Having missed physically attending church, the elderly could not hide their joy, with some of them maintaining that their only purpose for living was to worship.
Mark Ngaira, an 84-year-old parishioner at Metro Church in Nakuru County, said after retirement he was left with no other job but to attend church services on weekday evenings and Sunday mornings.
He said staying away from the house of worship for over six months due to the Covid-19 pandemic took away his purpose in life.
“I have nothing else to live for but to worship. I have no work and all my family no longer depend on me. Locking us out of church was like stripping me naked,” said Ngaira.
Yesterday was the first time he was physically attending a church service since April. This was after President Uhuru Kenyatta lifted the ban on September 28 and allowed the elderly and children back to church.
“We were full of joy before the pandemic struck and took away our rights,” said Ngaira, thanking the Head of State for easing the restrictions and allowing the elderly to access places of worship.
Jane Muthoni, 65, of Deliverance Church of Kenya in Nakuru, couldn’t hide her joy as she was allowed back to the church after six months.
Muthoni told The Standard that she felt incomplete, even though she attended the service at home 'through the television.'
“I couldn’t give my offerings to the church through the screen and we needed the physical presence in the church,” said Muthoni.
She said the six months were lonely since she couldn’t unite with her friends and fellow worshipers in a routine they were used to.
She was accompanied by her grandchildren who were also allowed back to church after the government eased the restriction of gatherings at the church.
“Our children need to grow through the church. There has been an increase in moral degradation, especially during the pandemic. I believe missing the church greatly contributed to the mess,” she said.
Her sentiments were echoed by Benson Mwangi of the Anglican Church of Kenya in Nakuru. Mwangi said the loneliness led to family wrangles.
He said disputes, violence and killings increased during the pandemic, adding that even the children were involved in the family saga since they were at home, away from churches and schools.
Mwangi said the elderly within the county have died of loneliness, lack of company and of spiritual nourishment.
“I walked for over two kilometres and I feel great.
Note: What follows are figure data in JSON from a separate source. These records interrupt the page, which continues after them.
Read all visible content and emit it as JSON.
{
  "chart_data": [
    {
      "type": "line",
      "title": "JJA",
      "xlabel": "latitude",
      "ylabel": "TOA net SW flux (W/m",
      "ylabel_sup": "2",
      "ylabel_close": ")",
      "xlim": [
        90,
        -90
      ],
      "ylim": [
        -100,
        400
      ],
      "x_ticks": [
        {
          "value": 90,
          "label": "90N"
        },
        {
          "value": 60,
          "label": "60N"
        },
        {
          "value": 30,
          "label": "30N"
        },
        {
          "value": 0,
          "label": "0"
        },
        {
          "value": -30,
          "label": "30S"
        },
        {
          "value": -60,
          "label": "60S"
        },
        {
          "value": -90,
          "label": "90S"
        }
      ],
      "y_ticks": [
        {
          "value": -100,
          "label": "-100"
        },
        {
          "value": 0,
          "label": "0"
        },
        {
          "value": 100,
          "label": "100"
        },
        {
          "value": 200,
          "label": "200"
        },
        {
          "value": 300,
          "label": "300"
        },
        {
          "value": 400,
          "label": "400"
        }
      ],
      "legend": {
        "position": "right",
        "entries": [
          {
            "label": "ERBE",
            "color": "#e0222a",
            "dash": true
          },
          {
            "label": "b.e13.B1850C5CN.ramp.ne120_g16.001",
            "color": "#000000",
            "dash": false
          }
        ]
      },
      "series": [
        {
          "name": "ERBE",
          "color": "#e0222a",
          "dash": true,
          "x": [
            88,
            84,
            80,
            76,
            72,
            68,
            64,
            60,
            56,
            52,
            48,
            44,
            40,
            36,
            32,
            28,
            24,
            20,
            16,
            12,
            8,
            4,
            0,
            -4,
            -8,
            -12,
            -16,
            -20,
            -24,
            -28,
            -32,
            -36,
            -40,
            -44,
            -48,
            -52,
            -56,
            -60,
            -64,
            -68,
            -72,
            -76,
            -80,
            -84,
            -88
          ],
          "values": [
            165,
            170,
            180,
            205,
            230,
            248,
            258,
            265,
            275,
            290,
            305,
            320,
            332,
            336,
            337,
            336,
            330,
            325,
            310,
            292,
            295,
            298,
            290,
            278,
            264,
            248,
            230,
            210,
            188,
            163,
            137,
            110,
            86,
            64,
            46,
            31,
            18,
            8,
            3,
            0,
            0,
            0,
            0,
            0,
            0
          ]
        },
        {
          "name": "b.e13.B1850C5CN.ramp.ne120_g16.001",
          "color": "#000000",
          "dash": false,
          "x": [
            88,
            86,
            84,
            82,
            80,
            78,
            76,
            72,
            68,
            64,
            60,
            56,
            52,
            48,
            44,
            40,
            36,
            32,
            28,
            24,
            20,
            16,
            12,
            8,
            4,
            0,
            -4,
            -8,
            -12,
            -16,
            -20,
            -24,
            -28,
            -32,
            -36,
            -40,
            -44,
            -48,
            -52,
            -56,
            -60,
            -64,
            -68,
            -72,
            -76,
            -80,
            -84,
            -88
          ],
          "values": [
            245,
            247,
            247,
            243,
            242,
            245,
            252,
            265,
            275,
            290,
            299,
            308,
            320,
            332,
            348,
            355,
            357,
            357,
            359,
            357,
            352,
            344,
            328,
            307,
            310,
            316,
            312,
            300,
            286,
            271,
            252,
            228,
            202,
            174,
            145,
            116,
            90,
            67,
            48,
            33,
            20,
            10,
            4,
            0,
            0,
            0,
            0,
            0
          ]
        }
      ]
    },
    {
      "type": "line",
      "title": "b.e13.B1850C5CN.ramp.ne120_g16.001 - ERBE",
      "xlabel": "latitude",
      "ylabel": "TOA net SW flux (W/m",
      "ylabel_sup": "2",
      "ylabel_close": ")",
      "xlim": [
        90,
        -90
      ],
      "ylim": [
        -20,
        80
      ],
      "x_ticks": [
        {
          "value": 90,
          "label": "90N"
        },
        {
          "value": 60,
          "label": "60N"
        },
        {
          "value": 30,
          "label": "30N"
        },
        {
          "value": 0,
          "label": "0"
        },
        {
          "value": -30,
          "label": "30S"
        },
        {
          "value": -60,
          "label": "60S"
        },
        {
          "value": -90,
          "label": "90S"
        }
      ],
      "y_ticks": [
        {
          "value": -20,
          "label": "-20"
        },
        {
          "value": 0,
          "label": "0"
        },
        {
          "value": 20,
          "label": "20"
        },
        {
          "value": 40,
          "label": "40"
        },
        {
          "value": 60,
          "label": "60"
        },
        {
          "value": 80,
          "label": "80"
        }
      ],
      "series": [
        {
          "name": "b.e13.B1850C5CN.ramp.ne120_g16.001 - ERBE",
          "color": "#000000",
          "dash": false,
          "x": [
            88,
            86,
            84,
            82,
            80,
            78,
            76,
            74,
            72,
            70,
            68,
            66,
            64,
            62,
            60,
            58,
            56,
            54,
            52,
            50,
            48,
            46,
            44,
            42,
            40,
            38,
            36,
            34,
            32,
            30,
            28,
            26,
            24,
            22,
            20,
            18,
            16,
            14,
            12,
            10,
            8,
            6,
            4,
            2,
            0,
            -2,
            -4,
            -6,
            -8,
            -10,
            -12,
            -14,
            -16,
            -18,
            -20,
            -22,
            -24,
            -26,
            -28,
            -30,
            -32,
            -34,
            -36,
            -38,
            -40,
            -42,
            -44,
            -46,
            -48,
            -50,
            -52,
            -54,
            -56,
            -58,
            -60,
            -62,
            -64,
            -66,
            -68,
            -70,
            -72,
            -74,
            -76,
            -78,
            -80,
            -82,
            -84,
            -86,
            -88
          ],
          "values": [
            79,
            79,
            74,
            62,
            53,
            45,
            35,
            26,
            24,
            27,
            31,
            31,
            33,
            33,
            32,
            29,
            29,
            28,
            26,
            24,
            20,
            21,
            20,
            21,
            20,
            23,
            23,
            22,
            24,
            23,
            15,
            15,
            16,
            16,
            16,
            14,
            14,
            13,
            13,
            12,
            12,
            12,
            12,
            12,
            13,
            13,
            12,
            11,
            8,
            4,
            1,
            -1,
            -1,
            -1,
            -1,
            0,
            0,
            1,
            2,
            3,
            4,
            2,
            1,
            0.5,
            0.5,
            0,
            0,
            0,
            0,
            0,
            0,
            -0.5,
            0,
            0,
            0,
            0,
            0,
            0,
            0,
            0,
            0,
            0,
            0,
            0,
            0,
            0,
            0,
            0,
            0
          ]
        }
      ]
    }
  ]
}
For the months I was at home, I felt sick and I am lucky to be in church today,” said Margaret Lusida, 78.
Pastor Alex Maina of Deliverance Church lauded the president’s decision to allow the elderly and children back to church.
He noted that Kenya was a religious nation and that is why it has been incorporated even in school syllabuses.
“The children need education and religion. The virus took that away from them but it is now a new chapter for them to go back to the places of worship and get nourishment,” said Pastor Maina.
Rev Mike Brawan, who has over 200 elderly worshipers at his church, said the service for the elderly will be re-introduced to enable them to worship again.
“All our friends, including the elderly, love church. Without seeing them and worshiping with them for all that time, we felt like a vital part of us was missing,” said Brawan, even as he expressed his happiness following lifting of the church ban.